Un homme a catalysé la volonté de réforme du gouvernement. « Dès 2014, Xavier Bettel a cherché le dialogue », explique Mike Koedinger, fondateur de Maison moderne qui édite Paperjam (entre autres). L’entrepreneur des médias rend au Premier ministre les lauriers de l’initiative législative, mais le fin tacticien a joué, de l’aveu de ses homologues, le rôle de moteur, aux côtés d’alliés naturels et ponctuels tels que Christoph Bumb (reporter.lu), Paul Peckels (Saint-Paul) ou Jean-Lou Siweck (Editpress). Il a notamment pris l’initiative en 2017, quand le projet patinait et que l’alternance politique menaçait, de consulter les partis et ses pairs, pour soumettre, en mars 2018, un compendium des avis rassemblés. L’intéressé, qui avait laissé la direction opérationnelle de Maison moderne en 2017, revient aujourd’hui aux manettes coté éditorial. Les offres d’emploi de journalistes Paperjam apparaissent régulièrement sur les sites spécialisés. La maison d’édition basée à Bonnevoie nourrit de grandes ambitions éditoriales sept jours par semaine. La boîte née en 1994 avec le guide des restos Explorator a diversifié ses activités avec d’autres publications (Paperjam et Delano) et d’autres activités (Business club et agence de communication), toutes intimement liées. Elle emploie aujourd’hui 108 personnes, une trentaine du côté des journalistes « photographes, webpublishers et fact-checkers (sic) inclus », selon Mike Koedinger. « D’ici fin 2022, on espère en avoir quinze de plus. » Cinquante pour cent de journalistes en plus donc. 
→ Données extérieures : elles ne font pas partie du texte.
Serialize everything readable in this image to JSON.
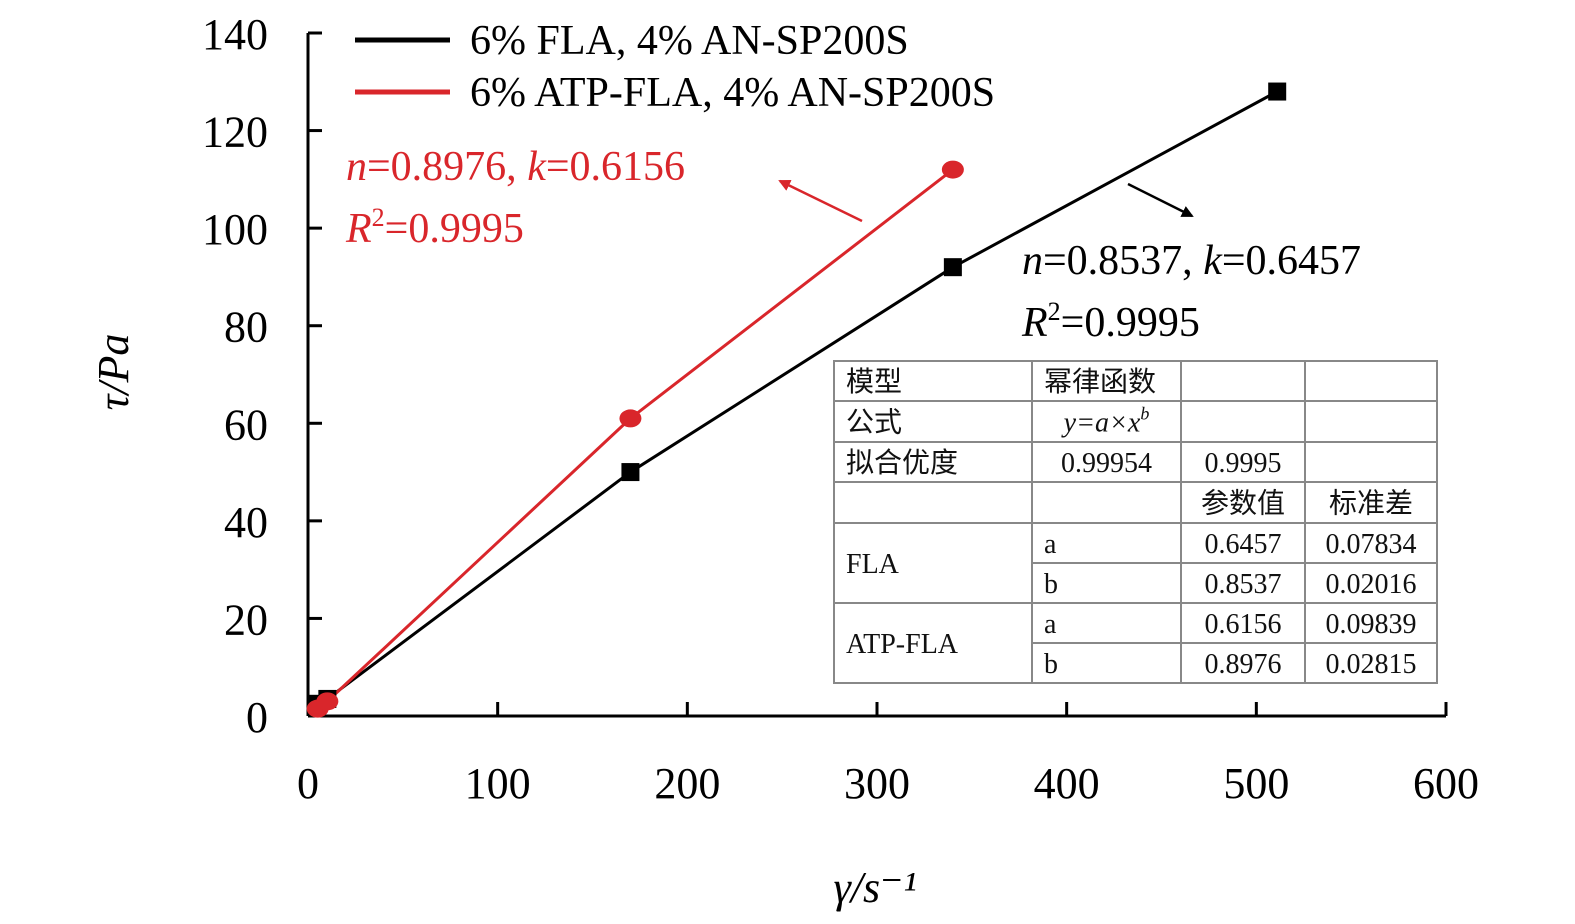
{
  "chart_data": {
    "type": "line",
    "xlabel": "γ/s⁻¹",
    "ylabel": "τ/Pa",
    "xlim": [
      0,
      600
    ],
    "ylim": [
      0,
      140
    ],
    "x_ticks": [
      0,
      100,
      200,
      300,
      400,
      500,
      600
    ],
    "y_ticks": [
      0,
      20,
      40,
      60,
      80,
      100,
      120,
      140
    ],
    "legend_position": "top-left",
    "series": [
      {
        "name": "6% FLA, 4% AN-SP200S",
        "color": "#000000",
        "marker": "square",
        "points": [
          [
            5.1,
            2.5
          ],
          [
            10.2,
            3.5
          ],
          [
            170,
            50
          ],
          [
            340,
            92
          ],
          [
            511,
            128
          ]
        ]
      },
      {
        "name": "6% ATP-FLA, 4% AN-SP200S",
        "color": "#d9262b",
        "marker": "circle",
        "points": [
          [
            5.1,
            1.5
          ],
          [
            10.2,
            3.0
          ],
          [
            170,
            61
          ],
          [
            340,
            112
          ]
        ]
      }
    ],
    "annotations": [
      {
        "series": 1,
        "color": "#d9262b",
        "n_label": "n",
        "n_value": "=0.8976, ",
        "k_label": "k",
        "k_value": "=0.6156",
        "r_label": "R",
        "r_sup": "2",
        "r_value": "=0.9995"
      },
      {
        "series": 0,
        "color": "#000000",
        "n_label": "n",
        "n_value": "=0.8537, ",
        "k_label": "k",
        "k_value": "=0.6457",
        "r_label": "R",
        "r_sup": "2",
        "r_value": "=0.9995"
      }
    ],
    "fit_table": {
      "rows": [
        [
          "模型",
          "幂律函数",
          "",
          ""
        ],
        [
          "公式",
          "y=a×x^b",
          "",
          ""
        ],
        [
          "拟合优度",
          "0.99954",
          "0.9995",
          ""
        ],
        [
          "",
          "",
          "参数值",
          "标准差"
        ],
        [
          "FLA",
          "a",
          "0.6457",
          "0.07834"
        ],
        [
          "",
          "b",
          "0.8537",
          "0.02016"
        ],
        [
          "ATP-FLA",
          "a",
          "0.6156",
          "0.09839"
        ],
        [
          "",
          "b",
          "0.8976",
          "0.02815"
        ]
      ]
    }
  }
}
Interrogé sur la nature libérale et pro-business de ses publications, Mike Koedinger juge l’appréciation réductrice et souligne sa qualité « d’éditeur indépendant qui ne sert aucun intérêt partisan, politique, syndical ou religieux. » Il se dit néanmoins attaché « à la modernisation et au rayonnement international du Luxembourg ». « Nous portons un regard affûté, constructif et ouvert sur les enjeux nationaux, comme sur la vie des affaires », complète-t-il. Interrogé sur la profitabilité de Maison Moderne (les résultats annuels sont pollués par une provision récurrente depuis 2017 supérieure au million d’euros pour un redressement sur les exercices 2012-2013 lié à des dépenses et des déductions rejetées par l’ACD puis contestées par l’entreprise devant la justice administrative), Mike Koedinger fait valoir un « modèle économique solide et un potentiel de croissance important ». « Mais nous subissons également l’impact de la pandémie, avec une perte de chiffre d’affaires de plusieurs millions et, à priori, une légère perte opérationnelle pour la première fois en 27 années », relève-t-il enfin.